Building work on of this new African Valdocco officially started on Don Bosco’s feast day, 31 January 1987. Thanks to the commitment of so many people, today this great Salesian school offers as many as 20 different vocational courses (including mechanics, welding, electrical engineering, carpentry and joinery, cabinet-making, masonry, tailoring, aesthetics, hairdressing, etc.) to young men and women from very fragile social and family backgrounds. In its classrooms, playgrounds and workshops they find an opportunity for redemption and solid tools that can guarantee them a professional future, thanks to the many collaborations that the Salesians have established with dozens of companies throughout the country.
Currently, however, the school is experiencing difficulties in providing water for the student community: the water table in Karen's neighbourhood has subsided and most of the wells have dried up, including the one in Don Bosco Boys Town. Salesians are currently obliged to buy water outside to ensure the minimum water needs of the school: this need is beginning to weigh heavily on the financial resources of the vocational school.
Excavation work has therefore been carried out to find the deeper water, but the existing pump is not powerful enough to bring it to the surface. So, to achieve water independence, an important point of reference in the field of vocational training in Africa, they have sought help from Missioni Don Bosco, the Salesian Mission Office based in Turin. The intention is to buy a new electric pump to find water that is 320 metres deep!
To date, the project has yet to be completed, but Bro. Comino and Salesians, teachers and students at Don Bosco Boys Town are very optimistic: the collaboration developed and strengthened over the years with Missioni Don Bosco has already brought many concrete results – in terms of solidarity and development – in Kenya.

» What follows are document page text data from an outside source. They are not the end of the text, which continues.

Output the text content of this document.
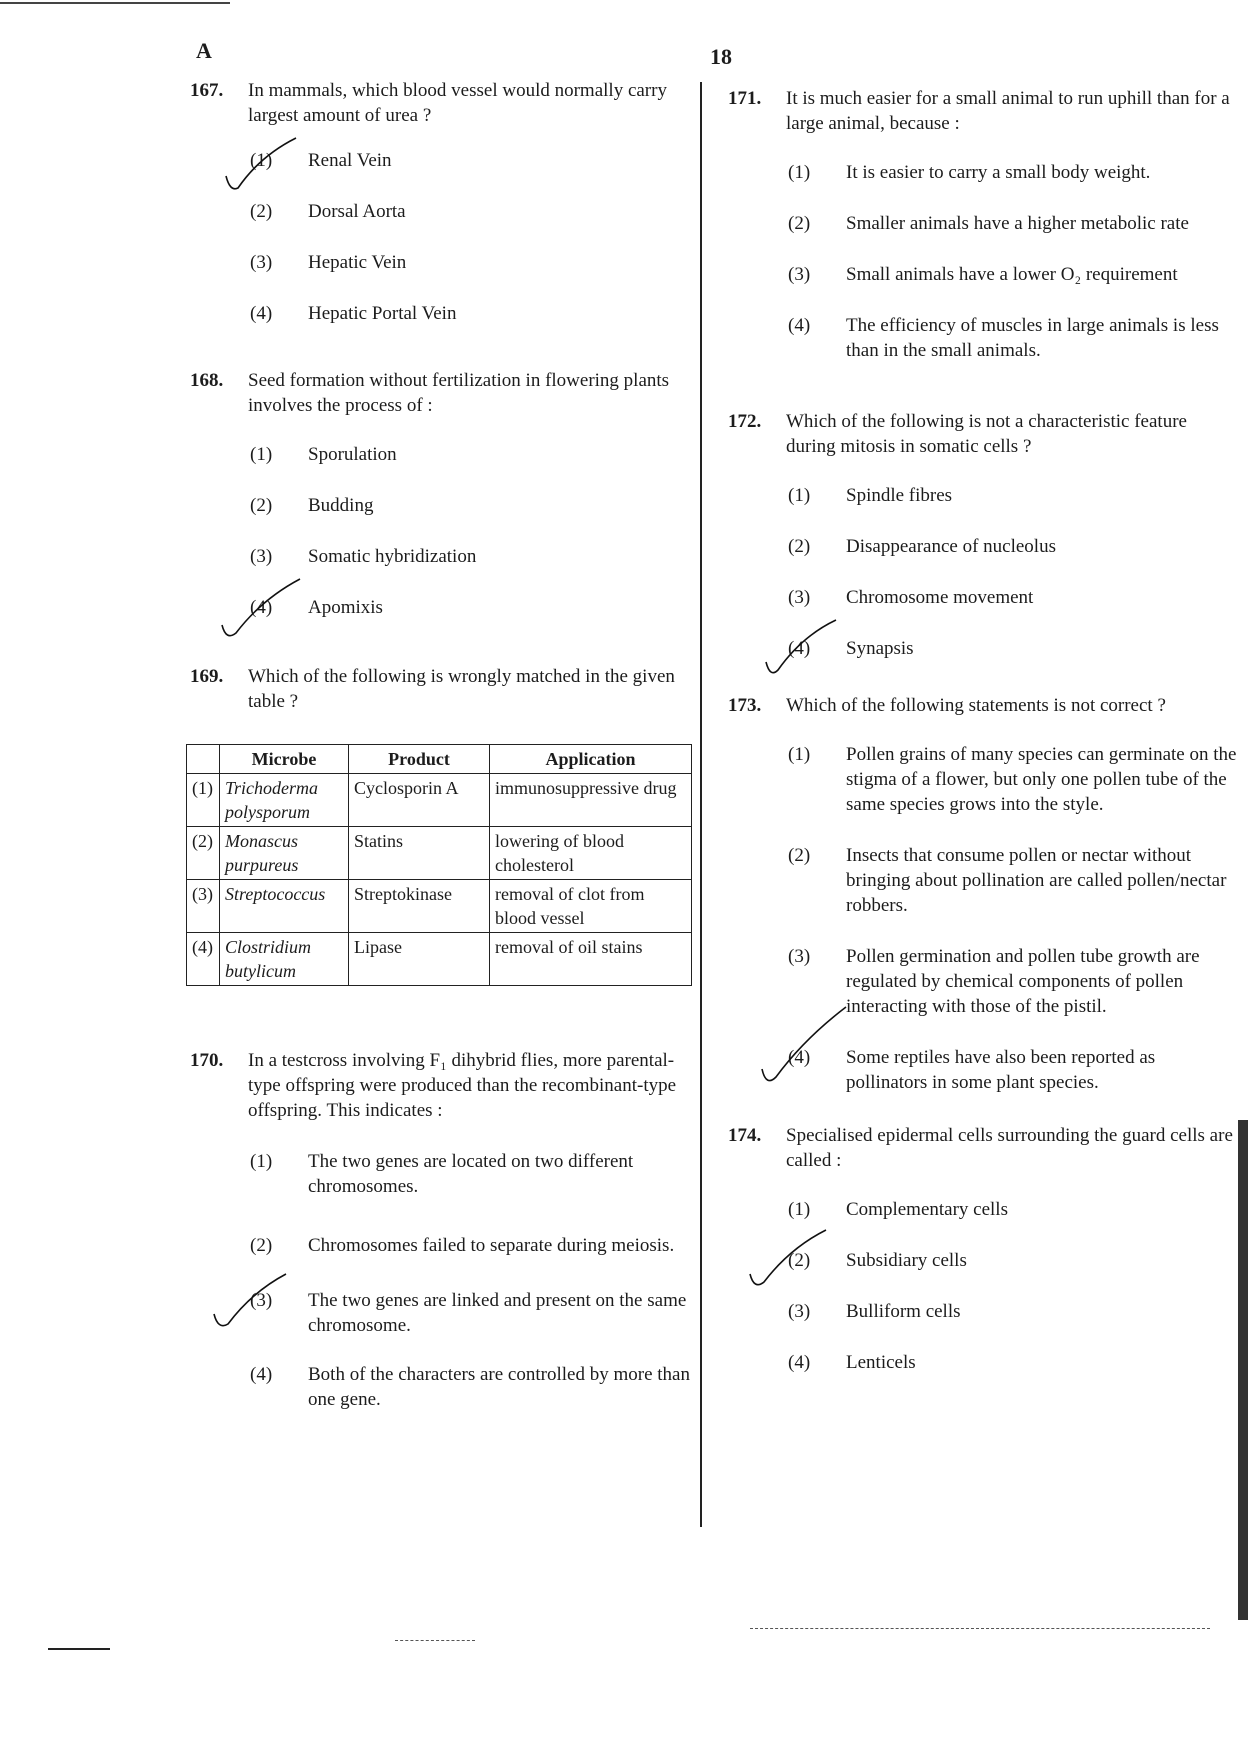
A	18
167.	In mammals, which blood vessel would normally carry largest amount of urea ?
(1)	Renal Vein
(2)	Dorsal Aorta
(3)	Hepatic Vein
(4)	Hepatic Portal Vein
168.	Seed formation without fertilization in flowering plants involves the process of :
(1)	Sporulation
(2)	Budding
(3)	Somatic hybridization
(4)	Apomixis
169.	Which of the following is wrongly matched in the given table ?
	Microbe	Product	Application
(1)	Trichoderma polysporum	Cyclosporin A	immunosuppressive drug
(2)	Monascus purpureus	Statins	lowering of blood cholesterol
(3)	Streptococcus	Streptokinase	removal of clot from blood vessel
(4)	Clostridium butylicum	Lipase	removal of oil stains
170.	In a testcross involving F₁ dihybrid flies, more parental-type offspring were produced than the recombinant-type offspring. This indicates :
(1)	The two genes are located on two different chromosomes.
(2)	Chromosomes failed to separate during meiosis.
(3)	The two genes are linked and present on the same chromosome.
(4)	Both of the characters are controlled by more than one gene.
171.	It is much easier for a small animal to run uphill than for a large animal, because :
(1)	It is easier to carry a small body weight.
(2)	Smaller animals have a higher metabolic rate
(3)	Small animals have a lower O₂ requirement
(4)	The efficiency of muscles in large animals is less than in the small animals.
172.	Which of the following is not a characteristic feature during mitosis in somatic cells ?
(1)	Spindle fibres
(2)	Disappearance of nucleolus
(3)	Chromosome movement
(4)	Synapsis
173.	Which of the following statements is not correct ?
(1)	Pollen grains of many species can germinate on the stigma of a flower, but only one pollen tube of the same species grows into the style.
(2)	Insects that consume pollen or nectar without bringing about pollination are called pollen/nectar robbers.
(3)	Pollen germination and pollen tube growth are regulated by chemical components of pollen interacting with those of the pistil.
(4)	Some reptiles have also been reported as pollinators in some plant species.
174.	Specialised epidermal cells surrounding the guard cells are called :
(1)	Complementary cells
(2)	Subsidiary cells
(3)	Bulliform cells
(4)	Lenticels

Just recently, with the support and valuable collaboration of Olympic athlete Fiona May, from 2019 alongside the Salesian Mission Office, important interventions were completed in two different Kenyan centres: in the Salesian mission at Makuyu, expenses were incurred in refurbishment of the printing workshop so strongly desired by Fr Felice Molino – another Italian missionary active in Kenya – who studied this area many years ago at Colle Don Bosco. And in Nairobi, the purchase and installation of an important system of solar panels was financed. It will ensure clean energy and offer important assistance to the running of the Salesian centre in the capital.